Iran successfully tested an advanced hypersonic ballistic missile and it will be unveiled soon, Islamic Revolutionary Guards Corps (IRGC) Aerospace Commander Brigadier General Amir Ali Hajizadeh said.
The homegrown hypersonic ballistic missile was developed by the IRGC Aerospace Force and has undergone all tests, Brigadier Hajizadeh said while addressing an academic meeting in Tehran on May 29, Tasnim news agency reported.
The new missile can bypass all air defence missile systems and target the enemy’s anti-missile systems, he added.
Brigadier Hajizadeh described the development of the projectile as a “great leap in the field of missiles”, and said that the missile can manoeuvre both in and out the Earth’s atmosphere at a speed of around Mach 13.
The general made a similar remark in last November, saying that a hypersonic ballistic missile, which can "maintain high speeds, and manoeuvre in and out of the atmosphere," will be unveiled “soon, and in a good time”.

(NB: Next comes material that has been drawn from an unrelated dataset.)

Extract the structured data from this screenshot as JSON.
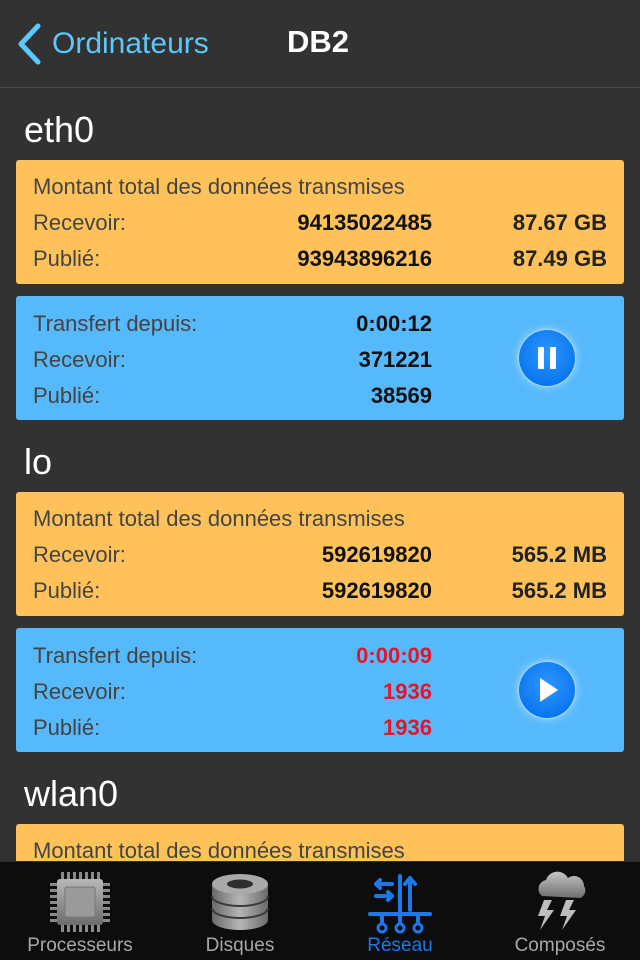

“This missile can penetrate all anti-missile shields, and I do not think the technology to thwart it will emerge for decades to come. This missile will target anti-missile systems, and is a big leap in the current generations of Iranian missiles,” he said.
In late February, Hajizadeh said that the American military bases in the Middle East are "meat between [Iran's] teeth" and that the US Navy forces in the Indian Ocean, the Red Sea, and the Mediterranean are worthless because they are within the 2,000-kilometer range of Iran's missiles.
He said that these bases and forces are no longer a deterrent and instead constitute a vulnerable target, and he described the strengths of Iran's hypersonic missiles – which he claimed can reach speeds exceeding Mach 10 – and the improvements made to Iran's other missiles.
On May 25, Iran unveiled the new long-range ballistic missile "Kheybar" with a range of 2,000 km and can carry a warhead as heavy as 1,500 kg. This is the latest entry in the Khorramshahr family of ballistic missiles.
The missile takes under 12 minutes to prepare for launch and uses a hypergolic propellant – a type of propellant whose components spontaneously ignite when they come into contact with each other.
The Kheybar precision-guided missile can reportedly hit a speed of Mach 8 (around 9,541 km/h) when in Earth's atmosphere and Mach 12 (14,312 km/h) when it leaves the atmosphere.
Hajizadeh revealed some other features of Kheybar on May 29, saying "Only one missile is fired but when it reaches its target, it hits as many as 80 targets at one time. It means that, if we fire 80 missiles of this variant, as many as 8,000 targets are hit in the enemy's lands," he said.
France accused Iran of violating a UN Security Council resolution endorsing the 2015 nuclear deal after it carried out the ballistic missile test, which was worrying given the "uninterrupted escalation" of Tehran's nuclear programme.
Western governments worry that satellite launch systems incorporate technologies interchangeable with those used in ballistic missiles capable of delivering a nuclear warhead, while Iran has always denied this fact. They are particularly concerned because the UN Security Council resolution 2231, which restricts missiles and related technologies, is effective until October 2023.
The Western powers also agreed to re-install all extra monitoring equipment, such as surveillance cameras, at nuclear sites that were put in place under Iran's 2015 nuclear deal with major powers, but then removed last year as the deal unravelled following the US withdrawal in 2018.
Meanwhile, Iran denies seeking nuclear weapons. It is unclear how much progress there has been and whether Western powers will decide to push for a resolution ordering Iran to cooperate more.
Russia is reportedly using Iranian drones in the Ukraine war, and there are also concerns that Moscow is looking to acquire missiles from Tehran.